There are limits to the military applications of this new technology. High-performance combat aircraft don’t use turbofans of any kind but a sleeker kind of engine called a turbojet, so Pratt & Whitney’s innovation literally wouldn’t fit. But a host of military aircraft are derived directly from commercial airliners and use the same kinds of engines.
The geared turbofan variants Pratt & Whitney is currently offering to commercial airlines range in power up to 33,000 pounds of thrust. That’s enough for the KC-135 tanker and radar planes like AWACS and JSTARS, but it fall short for the C-17 transport — which would benefit most from a more FOD-resistant engine — or, for that matter, commercial wide-body jets like the Boeing 747, which need upwards of 40,000 pounds out of each engine. The company is looking at geared turbofans for wide-body jets that would generate “90 to 100,000” pounds of thrust, Pratt & Whitney President David Hess told reporters Wednesday morning, and they expect no problem scaling up the technology: To the contrary, Hess said, “the benefits of the geared architecture are enhanced as you get to bigger engines.”
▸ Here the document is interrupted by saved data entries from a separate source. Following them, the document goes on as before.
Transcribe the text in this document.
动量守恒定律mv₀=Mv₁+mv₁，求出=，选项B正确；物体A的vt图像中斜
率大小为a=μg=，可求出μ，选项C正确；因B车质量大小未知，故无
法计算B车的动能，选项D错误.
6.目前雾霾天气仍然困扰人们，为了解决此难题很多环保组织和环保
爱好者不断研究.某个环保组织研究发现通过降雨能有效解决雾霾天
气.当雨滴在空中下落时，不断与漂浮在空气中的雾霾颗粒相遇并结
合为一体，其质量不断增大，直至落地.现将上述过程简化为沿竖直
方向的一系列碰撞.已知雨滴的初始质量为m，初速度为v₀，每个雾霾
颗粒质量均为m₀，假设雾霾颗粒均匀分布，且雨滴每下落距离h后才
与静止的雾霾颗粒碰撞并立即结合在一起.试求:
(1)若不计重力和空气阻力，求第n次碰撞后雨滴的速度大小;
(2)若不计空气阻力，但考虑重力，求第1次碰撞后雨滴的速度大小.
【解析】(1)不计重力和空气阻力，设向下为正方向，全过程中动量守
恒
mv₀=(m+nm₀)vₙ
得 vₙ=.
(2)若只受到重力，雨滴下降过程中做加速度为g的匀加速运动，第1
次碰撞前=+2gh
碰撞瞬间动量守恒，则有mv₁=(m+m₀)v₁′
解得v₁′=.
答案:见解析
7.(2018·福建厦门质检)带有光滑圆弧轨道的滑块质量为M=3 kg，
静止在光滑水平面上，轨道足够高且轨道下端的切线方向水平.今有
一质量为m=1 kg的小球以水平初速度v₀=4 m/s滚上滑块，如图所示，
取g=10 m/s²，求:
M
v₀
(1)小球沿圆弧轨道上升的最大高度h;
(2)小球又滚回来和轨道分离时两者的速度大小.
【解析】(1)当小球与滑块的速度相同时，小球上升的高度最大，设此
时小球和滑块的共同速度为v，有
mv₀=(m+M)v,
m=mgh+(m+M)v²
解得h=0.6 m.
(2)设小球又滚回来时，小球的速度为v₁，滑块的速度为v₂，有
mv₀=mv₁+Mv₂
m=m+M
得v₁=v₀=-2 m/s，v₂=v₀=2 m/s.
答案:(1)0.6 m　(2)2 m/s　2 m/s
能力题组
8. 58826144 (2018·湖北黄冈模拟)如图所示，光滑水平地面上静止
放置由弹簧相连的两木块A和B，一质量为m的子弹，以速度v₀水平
But Pratt & Whitney doesn’t have an actual higher-powered variant they’ve started design work on, and the chief of the Middletown engine facility, Tom Mayes, told Breaking Defense that it would take “probably two or three years of design” — a long time in the commercial world, perhaps, but practically greased lighting for a defense program.
Full disclosure: Pratt & Whitney paid for airfare and accommodations during my trip to their facility.